In a survey conducted last September, the Pew Research Center found that nearly 60 percent of Americans who speak about politics with those they disagree with reported the conversations as “stressful and frustrating.” It’s hard to recall a time when the thought of talking politics or any subject deemed divisive—from mask mandates to what books are taught in schools—could create such anxiety.
Democracy, however, is born from the fruitful discussion and exchange of ideas. How then can we encourage political discussion and civic engagement in a way that doesn’t cause undue stress and, at the same time, help bolster the very ideals upon which our nation was founded?
In 1916, John Dewey wrote, “Democracy has to be born anew every generation, and education is its midwife.” A new initiative from the USC Rossier School of Education, the Democracy Project, aims to course-correct, with a mission to strengthen students’ knowledge, skills and capacities so that they can become engaged citizens in their communities.
The project, co-chaired by Professor of Clinical Education Jenifer Crawford and Professor of Clinical Education Robert Filback, is in its strategic planning phase. Since the fall, the duo has been conducting extensive listening sessions with teachers, district leaders and community organizers, working together to consider ways to leverage existing educational materials. Their goal is twofold: They want to make these resources easy for civics educators to use in their classrooms, and they want to align these resources with criteria required for the California State Seal of Civic Engagement, a new award unveiled in 2020 that aims to incentivize students to become informed and active citizens.
“There are a ton of great materials,” Crawford says. “Teachers don’t just want more resources. They want resources that are going to help students achieve [the seal]. We’re trying to bring all these existing resources together, and [put them] in a framework that is user-friendly and aligned with [the seal].” They also want to go about the process in an equitable way, “centering equity and inclusion in the process,” Crawford says.
As they create this package of course materials, they will turn to the wealth of material generated by other USC entities, including the USC Center for Political Futures and the USC Shoah Foundation. Other resource partners include the News Literacy Project and the Constitutional Rights Foundation.
They also plan to facilitate a series of “learning exchanges,” where key stakeholders—teachers, parents, students, superintendents and other community members—gather to discuss the guiding question, “What does democracy look like to you?” Through the learning exchanges, Filback says, they aim “to give [participants] something tangible, particularly in this very fraught time that we’re in, where so many discussions around school are politicized.” The exchanges will also offer opportunities for information gathering, which Filback believes will help shape how and what educational resources are included in the course package.

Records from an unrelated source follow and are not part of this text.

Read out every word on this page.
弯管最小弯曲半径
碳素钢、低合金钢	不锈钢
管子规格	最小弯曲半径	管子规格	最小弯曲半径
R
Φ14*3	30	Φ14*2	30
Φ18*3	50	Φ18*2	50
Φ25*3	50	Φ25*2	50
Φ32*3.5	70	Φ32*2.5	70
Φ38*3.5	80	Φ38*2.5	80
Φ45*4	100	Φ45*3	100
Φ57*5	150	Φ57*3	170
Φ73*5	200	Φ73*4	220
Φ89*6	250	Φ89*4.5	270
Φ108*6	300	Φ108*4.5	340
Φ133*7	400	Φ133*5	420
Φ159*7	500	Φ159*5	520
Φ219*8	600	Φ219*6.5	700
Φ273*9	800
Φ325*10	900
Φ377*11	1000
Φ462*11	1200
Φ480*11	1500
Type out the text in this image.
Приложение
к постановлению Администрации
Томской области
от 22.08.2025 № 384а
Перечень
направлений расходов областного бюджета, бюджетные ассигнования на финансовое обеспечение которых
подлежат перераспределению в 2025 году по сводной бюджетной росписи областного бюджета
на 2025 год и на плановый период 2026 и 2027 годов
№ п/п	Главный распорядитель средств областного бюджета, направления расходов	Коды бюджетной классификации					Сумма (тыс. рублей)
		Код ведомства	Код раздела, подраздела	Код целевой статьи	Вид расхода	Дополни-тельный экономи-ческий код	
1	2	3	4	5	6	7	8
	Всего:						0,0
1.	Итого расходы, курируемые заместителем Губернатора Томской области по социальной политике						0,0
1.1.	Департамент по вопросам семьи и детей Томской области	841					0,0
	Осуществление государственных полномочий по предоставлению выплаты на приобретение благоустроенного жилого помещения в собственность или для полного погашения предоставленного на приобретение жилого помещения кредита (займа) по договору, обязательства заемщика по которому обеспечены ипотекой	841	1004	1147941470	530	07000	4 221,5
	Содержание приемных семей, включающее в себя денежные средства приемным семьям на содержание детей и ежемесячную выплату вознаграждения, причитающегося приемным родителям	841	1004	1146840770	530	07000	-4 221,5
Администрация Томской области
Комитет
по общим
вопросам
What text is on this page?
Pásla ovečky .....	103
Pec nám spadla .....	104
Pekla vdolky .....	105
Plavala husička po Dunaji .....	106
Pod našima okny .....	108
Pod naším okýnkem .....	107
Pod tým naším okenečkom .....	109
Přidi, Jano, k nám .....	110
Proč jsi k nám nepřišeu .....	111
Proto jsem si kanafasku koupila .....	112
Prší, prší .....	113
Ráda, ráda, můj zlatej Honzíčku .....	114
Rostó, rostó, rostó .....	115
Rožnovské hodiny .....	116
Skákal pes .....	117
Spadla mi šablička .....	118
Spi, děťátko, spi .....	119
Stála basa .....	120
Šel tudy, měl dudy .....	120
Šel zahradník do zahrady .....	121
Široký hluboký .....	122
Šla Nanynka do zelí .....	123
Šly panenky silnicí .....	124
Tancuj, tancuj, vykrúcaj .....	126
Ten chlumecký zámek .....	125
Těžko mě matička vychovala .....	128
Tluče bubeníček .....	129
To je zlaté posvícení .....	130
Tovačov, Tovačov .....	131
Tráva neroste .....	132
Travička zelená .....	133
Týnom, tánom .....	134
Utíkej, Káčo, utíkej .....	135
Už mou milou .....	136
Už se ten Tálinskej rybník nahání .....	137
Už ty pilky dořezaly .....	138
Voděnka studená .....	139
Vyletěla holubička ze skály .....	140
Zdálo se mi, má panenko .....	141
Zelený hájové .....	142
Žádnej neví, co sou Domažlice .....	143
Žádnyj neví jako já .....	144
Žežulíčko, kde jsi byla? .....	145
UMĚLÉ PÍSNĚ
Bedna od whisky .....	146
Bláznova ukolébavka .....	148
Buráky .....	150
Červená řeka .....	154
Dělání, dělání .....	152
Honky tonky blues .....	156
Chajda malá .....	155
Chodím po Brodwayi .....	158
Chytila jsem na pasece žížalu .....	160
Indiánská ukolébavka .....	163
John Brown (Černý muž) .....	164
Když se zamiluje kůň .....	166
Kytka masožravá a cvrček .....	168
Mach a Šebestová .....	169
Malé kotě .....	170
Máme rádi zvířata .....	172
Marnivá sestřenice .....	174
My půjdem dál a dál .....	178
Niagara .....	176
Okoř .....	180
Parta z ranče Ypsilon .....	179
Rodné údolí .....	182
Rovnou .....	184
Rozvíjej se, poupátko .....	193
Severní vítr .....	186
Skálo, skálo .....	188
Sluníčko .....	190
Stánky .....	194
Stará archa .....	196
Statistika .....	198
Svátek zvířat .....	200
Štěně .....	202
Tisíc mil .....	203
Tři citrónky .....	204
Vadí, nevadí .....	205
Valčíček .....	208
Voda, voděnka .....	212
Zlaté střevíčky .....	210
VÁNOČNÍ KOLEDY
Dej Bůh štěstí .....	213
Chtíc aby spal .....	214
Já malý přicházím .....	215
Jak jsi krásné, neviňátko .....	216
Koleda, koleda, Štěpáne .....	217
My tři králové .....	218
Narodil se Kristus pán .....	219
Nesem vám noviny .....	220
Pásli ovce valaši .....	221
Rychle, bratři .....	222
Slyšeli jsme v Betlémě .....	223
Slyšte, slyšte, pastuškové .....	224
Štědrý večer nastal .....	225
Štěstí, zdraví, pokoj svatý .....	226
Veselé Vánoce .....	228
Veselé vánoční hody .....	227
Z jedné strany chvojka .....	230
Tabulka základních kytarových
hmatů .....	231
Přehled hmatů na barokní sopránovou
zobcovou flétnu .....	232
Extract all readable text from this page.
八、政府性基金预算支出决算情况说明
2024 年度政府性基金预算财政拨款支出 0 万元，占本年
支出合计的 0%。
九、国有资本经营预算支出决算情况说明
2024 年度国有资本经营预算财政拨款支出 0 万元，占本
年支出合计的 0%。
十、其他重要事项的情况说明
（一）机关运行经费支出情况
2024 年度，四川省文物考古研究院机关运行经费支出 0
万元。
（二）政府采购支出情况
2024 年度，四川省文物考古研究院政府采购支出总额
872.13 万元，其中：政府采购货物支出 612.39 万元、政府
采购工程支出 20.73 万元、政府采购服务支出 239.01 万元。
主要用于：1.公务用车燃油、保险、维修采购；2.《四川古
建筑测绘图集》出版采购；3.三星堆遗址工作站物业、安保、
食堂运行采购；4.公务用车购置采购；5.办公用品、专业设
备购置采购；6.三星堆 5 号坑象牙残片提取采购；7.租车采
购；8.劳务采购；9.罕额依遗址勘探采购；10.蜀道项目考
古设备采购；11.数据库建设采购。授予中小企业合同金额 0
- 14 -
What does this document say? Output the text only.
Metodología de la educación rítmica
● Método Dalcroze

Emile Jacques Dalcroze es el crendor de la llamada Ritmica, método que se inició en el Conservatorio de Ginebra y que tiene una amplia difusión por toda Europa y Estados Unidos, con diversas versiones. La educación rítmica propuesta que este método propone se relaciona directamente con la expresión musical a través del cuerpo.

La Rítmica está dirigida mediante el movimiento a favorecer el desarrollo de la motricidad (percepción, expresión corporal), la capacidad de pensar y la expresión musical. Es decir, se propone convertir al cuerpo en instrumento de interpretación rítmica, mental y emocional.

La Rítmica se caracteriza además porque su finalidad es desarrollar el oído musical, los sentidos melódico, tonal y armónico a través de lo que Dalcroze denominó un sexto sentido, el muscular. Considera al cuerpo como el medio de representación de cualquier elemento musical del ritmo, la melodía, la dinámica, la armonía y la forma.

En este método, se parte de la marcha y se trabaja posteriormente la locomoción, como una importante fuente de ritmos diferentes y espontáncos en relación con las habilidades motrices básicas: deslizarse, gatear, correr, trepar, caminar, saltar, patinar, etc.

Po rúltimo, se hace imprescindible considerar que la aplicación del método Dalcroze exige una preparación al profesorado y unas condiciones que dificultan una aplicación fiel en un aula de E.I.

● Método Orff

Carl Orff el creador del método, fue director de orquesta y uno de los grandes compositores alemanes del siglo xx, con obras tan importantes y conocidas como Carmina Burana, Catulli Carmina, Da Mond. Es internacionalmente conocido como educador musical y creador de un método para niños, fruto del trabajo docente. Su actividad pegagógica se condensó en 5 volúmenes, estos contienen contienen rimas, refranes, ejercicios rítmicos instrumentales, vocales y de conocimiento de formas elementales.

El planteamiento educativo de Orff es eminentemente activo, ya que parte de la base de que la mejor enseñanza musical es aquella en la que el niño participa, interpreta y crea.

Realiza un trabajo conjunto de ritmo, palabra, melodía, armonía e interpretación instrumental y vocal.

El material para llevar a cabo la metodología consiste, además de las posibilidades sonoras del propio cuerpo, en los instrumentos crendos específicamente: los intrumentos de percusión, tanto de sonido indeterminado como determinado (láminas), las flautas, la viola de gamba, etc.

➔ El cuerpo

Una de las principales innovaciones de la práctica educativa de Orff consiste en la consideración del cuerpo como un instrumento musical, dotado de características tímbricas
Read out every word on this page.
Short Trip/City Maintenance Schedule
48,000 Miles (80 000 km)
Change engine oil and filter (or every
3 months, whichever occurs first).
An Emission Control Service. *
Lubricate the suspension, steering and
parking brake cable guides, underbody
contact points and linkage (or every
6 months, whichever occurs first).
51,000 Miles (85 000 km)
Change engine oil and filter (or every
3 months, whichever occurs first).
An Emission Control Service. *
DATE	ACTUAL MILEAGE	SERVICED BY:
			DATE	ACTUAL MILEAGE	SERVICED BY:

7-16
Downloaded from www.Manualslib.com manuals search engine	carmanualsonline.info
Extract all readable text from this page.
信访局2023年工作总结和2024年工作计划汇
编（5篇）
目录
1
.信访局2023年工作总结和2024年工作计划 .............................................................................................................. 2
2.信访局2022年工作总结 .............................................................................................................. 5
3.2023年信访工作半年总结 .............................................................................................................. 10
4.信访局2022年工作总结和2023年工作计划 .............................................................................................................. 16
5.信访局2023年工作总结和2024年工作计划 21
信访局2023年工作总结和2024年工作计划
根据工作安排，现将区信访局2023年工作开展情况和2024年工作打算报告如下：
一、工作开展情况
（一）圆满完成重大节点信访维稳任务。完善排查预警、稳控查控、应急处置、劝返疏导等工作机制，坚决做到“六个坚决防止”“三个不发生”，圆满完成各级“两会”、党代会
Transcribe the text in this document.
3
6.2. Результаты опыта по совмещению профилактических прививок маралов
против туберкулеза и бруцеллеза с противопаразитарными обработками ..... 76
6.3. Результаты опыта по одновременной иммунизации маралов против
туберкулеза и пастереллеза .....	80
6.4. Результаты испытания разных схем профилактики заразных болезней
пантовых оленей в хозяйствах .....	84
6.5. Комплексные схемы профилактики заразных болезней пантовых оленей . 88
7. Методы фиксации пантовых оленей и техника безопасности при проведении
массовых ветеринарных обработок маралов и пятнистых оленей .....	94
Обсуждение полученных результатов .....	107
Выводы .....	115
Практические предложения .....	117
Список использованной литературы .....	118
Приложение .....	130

A recent grant from the Stuart Foundation has provided funding for a project specialist, held by Robert Medrano EdD ’20. Medrano, a social studies teacher at Culver City Middle School, completed his dissertation research on effective civics instructional practices for 12th-grade Latinx students. Medrano is working with Crawford and Filback to develop a civics course model, and he hopes the project will provide students with “increased opportunities to engage in relevant and meaningful learning experiences that lead to greater political efficacy.”
An internal and external advisory board will be guiding the project as it moves from its planning and implementation phase. Internal board members include professor Akilah Lyons-Moore, who was involved in early project planning, as well as additional USC Rossier faculty members: Shafiqa Ahmadi, Melanie Kneece Calvert, Paula Carbone, David Cash, Zoë Corwin, Julie Posselt, Artineh Samkian and Julie Slayton. External board members include Kamy Akhavan, executive director of the USC Dornsife Center for the Political Future; William Deverell, USC Dornsife professor of history; Michelle Herczog, a history and social sciences consultant for Los Angeles Unified School District; Michael Matsuda, superintendent of Anaheim Union High School District; Natalia Molina, USC Dornsife Distinguished Professor of American Studies and Ethnicity; and Dan Schnur, USC Annenberg professor.